Segundo, las virtudes del filme en si. Sin ser la perfección técnica, La Guerra de las Galaxias es un modelo de guión, de eficacia narrativa y un prodigio de montaje. Un reparto de desconocidos (Mark Hamill, Carrie Fischer y Harrison Ford, entonces carpintero de escenario) y secundarios de lujo (las actuaciones sin fisuras de Alec Guinness y Peter Cushing) le dio carne a una historia sobre la eterna lucha del bien y el mal, concretados aquí en los desvelos de la Alianza Rebelde por vencer a las tropas imperiales comandadas por Darth Vader, uno de los malos más memorables del cine. Si se le añade la partitura inolvidable de John Williams —sigue sonando en miles de teléfonos móviles— y el impacto de los efectos especiales, sale una película redonda. De hecho, fue la base para empresas como Industrial Light & Magic, que durante los ochenta llevaron los efectos a terrenos inéditos y que culminaron con la revolución digital.

Espíritu pionero

Este mismo espíritu pionero lo aplicó Lucas al que sería el tercer factor de su éxito: podría decirse que inventó la mercadotecnia en el cine tal y como hoy la entendemos. Lo que en un principio fue consecuencia de un presupuesto ridículo —como el director no tenía dinero para una promoción convencional pensó que sería una buena idea estampar camisetas de su producto— se transformó en el verdadero negocio: desde chapas a maquetas y figuras articuladas, pasando por libros y tebeos o el inagotable filón de los videojuegos, todo lo que lleve el sello Star Wars es venta segura.
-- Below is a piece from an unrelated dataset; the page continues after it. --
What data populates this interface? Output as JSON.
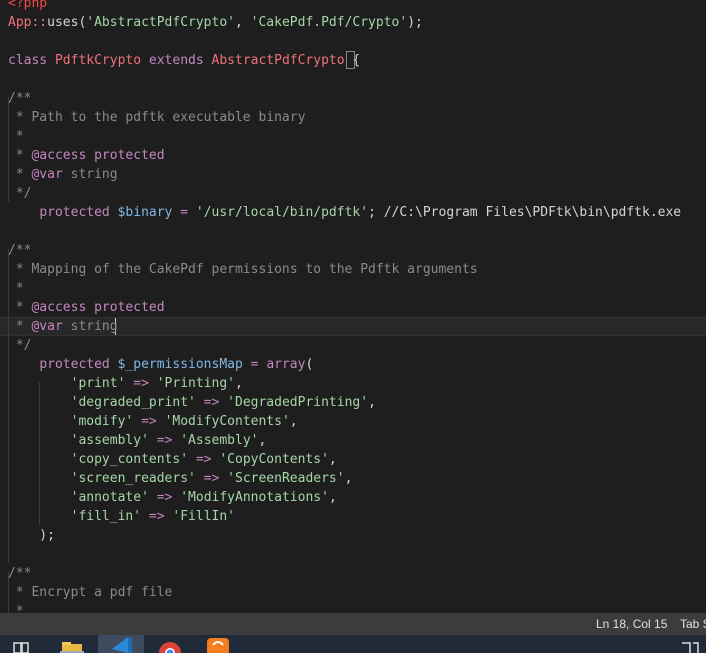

Tres años después Lucas rodó una continuación, El imperio contraataca, y cerró la trilogía con El retorno del Jedi (también se estrenó un 25 de mayo, el de 1983). Un cierre en falso, ya que a finales de los noventa se rodó la precuela, tres nuevos filmes que detallaban los sucesos previos a La guerra de las galaxias. Fueron un éxito, pero carecían del alma de sus predecesoras: esa mezcla de ingenuidad, talento, visión y orgullo friqui, que, por cierto, hoy celebra su día. El mismo que nos hace enorgullecernos de tener a Darth Vader de ratón de ordenador, por ejemplo, o sabernos de memoria algunos diálogos del filme que nos acompañarán de por vida. Igual que la Fuerza.